Николай с удивлением смотрел на ее лицо. Это было то же лицо, которое он видел прежде, то же было в нем общее выражение тонкой, внутренней, духовной работы; но теперь оно было совершенно иначе освещено. Трогательное выражение печали, мольбы и надежды было на нем. Как и прежде бывало с Николаем в ее присутствии, он, не дожидаясь совета губернаторши подойти к ней, не спрашивая себя, хорошо ли, прилично ли или нет будет его обращение к ней здесь, в церкви, подошел к ней и сказал, что он слышал о ее горе и всей душой соболезнует ему. Едва только она услыхала его голос, как вдруг яркий свет загорелся в ее лице, освещая в одно и то же время и печаль ее, и радость.
– Я одно хотел вам сказать, княжна, – сказал Ростов, – это то, что ежели бы князь Андрей Николаевич не был бы жив, то, как полковой командир, в газетах это сейчас было бы объявлено.
Княжна смотрела на него, не понимая его слов, но радуясь выражению сочувствующего страдания, которое было в его лице.
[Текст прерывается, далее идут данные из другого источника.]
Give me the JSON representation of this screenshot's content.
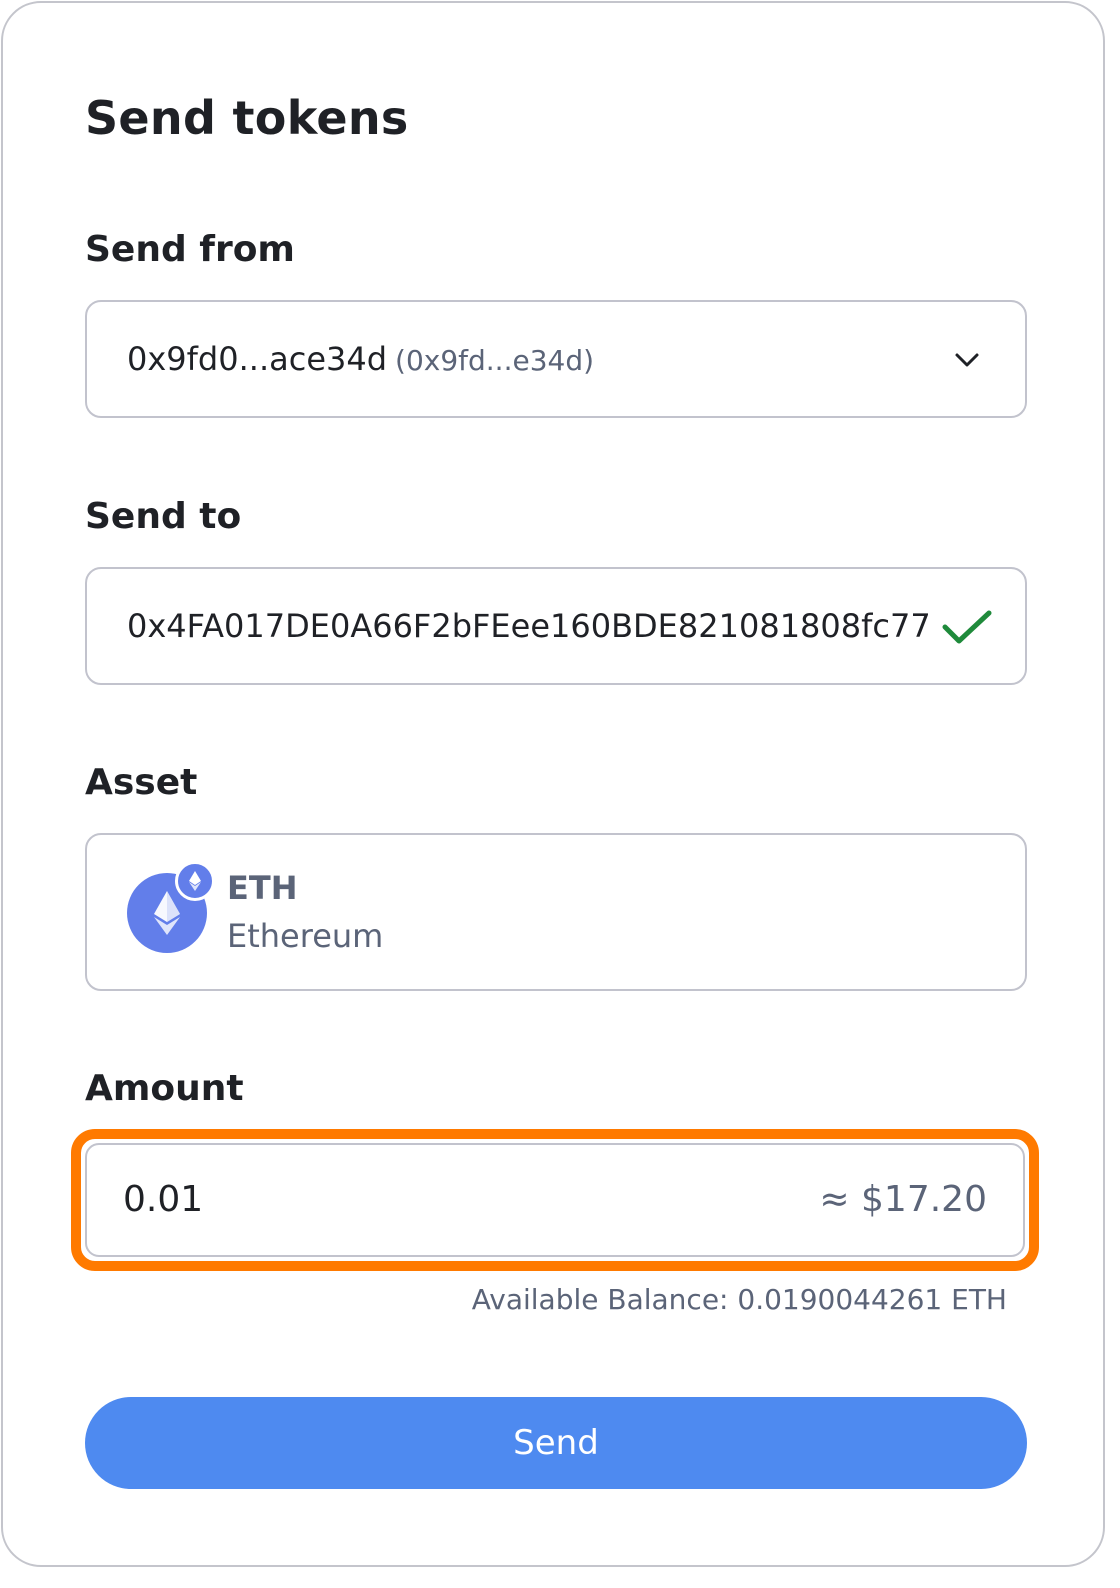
{
  "title": "Send tokens",
  "send_from": {
    "label": "Send from",
    "account_name": "0x9fd0...ace34d",
    "account_address": "(0x9fd...e34d)",
    "dropdown_icon": "chevron-down-icon"
  },
  "send_to": {
    "label": "Send to",
    "value": "0x4FA017DE0A66F2bFEee160BDE821081808fc77",
    "status_icon": "checkmark-icon",
    "status_color": "#1f8a3b"
  },
  "asset": {
    "label": "Asset",
    "symbol": "ETH",
    "name": "Ethereum",
    "icon": "ethereum-icon",
    "icon_color": "#627eea"
  },
  "amount": {
    "label": "Amount",
    "value": "0.01",
    "fiat_estimate": "≈ $17.20",
    "highlight_color": "#ff7a00"
  },
  "balance_text": "Available Balance: 0.0190044261 ETH",
  "send_button": {
    "label": "Send",
    "color": "#4e8af0"
  }
}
– И я столько примеров знаю, что рана осколком (в газетах сказано гранатой) бывает или смертельна сейчас же, или, напротив, очень легкая, – говорил Николай. – Надо надеяться на лучшее, и я уверен…
Княжна Марья перебила его.
– О, это было бы так ужа… – начала она и, не договорив от волнения, грациозным движением (как и все, что она делала при нем) наклонив голову и благодарно взглянув на него, пошла за теткой.
Вечером этого дня Николай никуда не поехал в гости и остался дома, с тем чтобы покончить некоторые счеты с продавцами лошадей. Когда он покончил дела, было уже поздно, чтобы ехать куда нибудь, но было еще рано, чтобы ложиться спать, и Николай долго один ходил взад и вперед по комнате, обдумывая свою жизнь, что с ним редко случалось.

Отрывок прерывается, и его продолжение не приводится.